Mervin Savostianik is the industrial product manager, Americas at Bender Inc. He is an electrical engineer with more than 20 years of experience in power systems grounding and industrial ground-fault protection. He may be reached at email@example.com.
A 12-pulse input VFD is fed by a transformer with two secondary windings. An 18-pulse input VFD is fed by a transformer with three secondary windings. These configurations result in phase-shifted outputs, allowing for more pulses to be created. In theory, the increase in total pulses reduce the total harmonic distortion (THD) from input to output. In practice, however, some harmonics remain due to high-speed output switching.

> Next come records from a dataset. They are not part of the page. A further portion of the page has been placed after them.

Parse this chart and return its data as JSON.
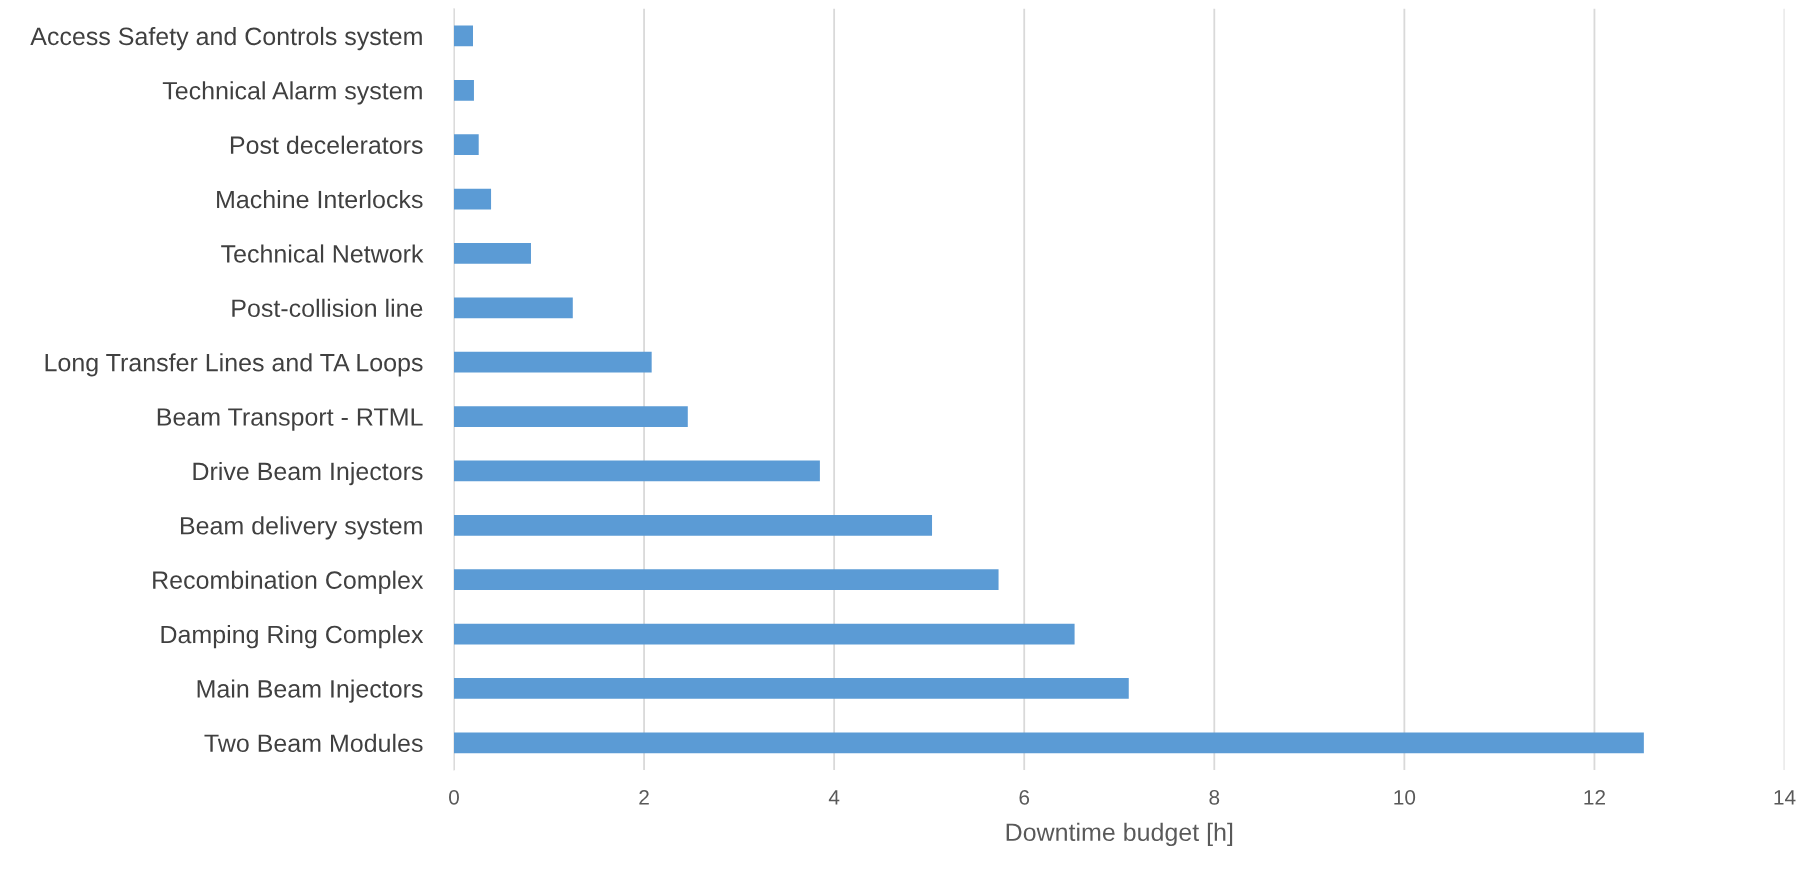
{
  "chart_data": {
    "type": "bar",
    "orientation": "horizontal",
    "xlabel": "Downtime budget [h]",
    "categories": [
      "Access Safety and Controls system",
      "Technical Alarm system",
      "Post decelerators",
      "Machine Interlocks",
      "Technical Network",
      "Post-collision line",
      "Long Transfer Lines and TA Loops",
      "Beam Transport - RTML",
      "Drive Beam Injectors",
      "Beam delivery system",
      "Recombination Complex",
      "Damping Ring Complex",
      "Main Beam Injectors",
      "Two Beam Modules"
    ],
    "values": [
      0.2,
      0.21,
      0.26,
      0.39,
      0.81,
      1.25,
      2.08,
      2.46,
      3.85,
      5.03,
      5.73,
      6.53,
      7.1,
      12.52
    ],
    "color": "#5b9bd5",
    "xlim": [
      0,
      14
    ],
    "xticks": [
      0,
      2,
      4,
      6,
      8,
      10,
      12,
      14
    ],
    "grid": "x"
  }
}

To accurately monitor VFDs while online and offline, all input secondary transformers and the output filter to the motor must be monitored with an IMD. However, only one IMD may operate on a system at any given time. Multiple IMDs on the same system may see each other as a ground fault due to their connections to ground and their internal resistances.
The solution was found in one device that could handle all these challenges with the required functionality, reliability and affordability. One ground fault detector was chosen to monitor the entire system, including the transformer secondary windings, the VFD and the motor. The ground fault detector has the ability to detect AC and DC faults while remaining immune to harmonics, and has the ability to coordinate with other IMDs in the same circuit.
One feature allows internal separation between IMDs in the monitored system. When the system is energized, only one IMD remains active to monitor the entire circuit while the others remain on standby.
When the system is de-energized, three IMDs are required for the 12-pulse input (one for each transformer winding and one for the motor) and four IMDs are required for the 18-pulse input systems. The increase in IMDs is due to the presence of the diodes in the rectifier circuit, which do not allow for the flow of current when the system is offline.
Industrial communication and building automation networks are used more frequently in many industries, including wastewater treatment. Relay outputs and two-way fieldbus communication are available for connection to a programmable logic controller (PLC) or other controller.
Additionally, a built-in web server is available to read device values and configure settings in real-time. In this application, maintenance personnel use the web server to get the most up-to-date information on the status of their electrical systems.
The improved operational availability and economic efficiencies experienced at the prominent wastewater treatment facility is a significant demonstration of the versatility and functionality of deploying powerful ground fault monitoring technology in an ungrounded system.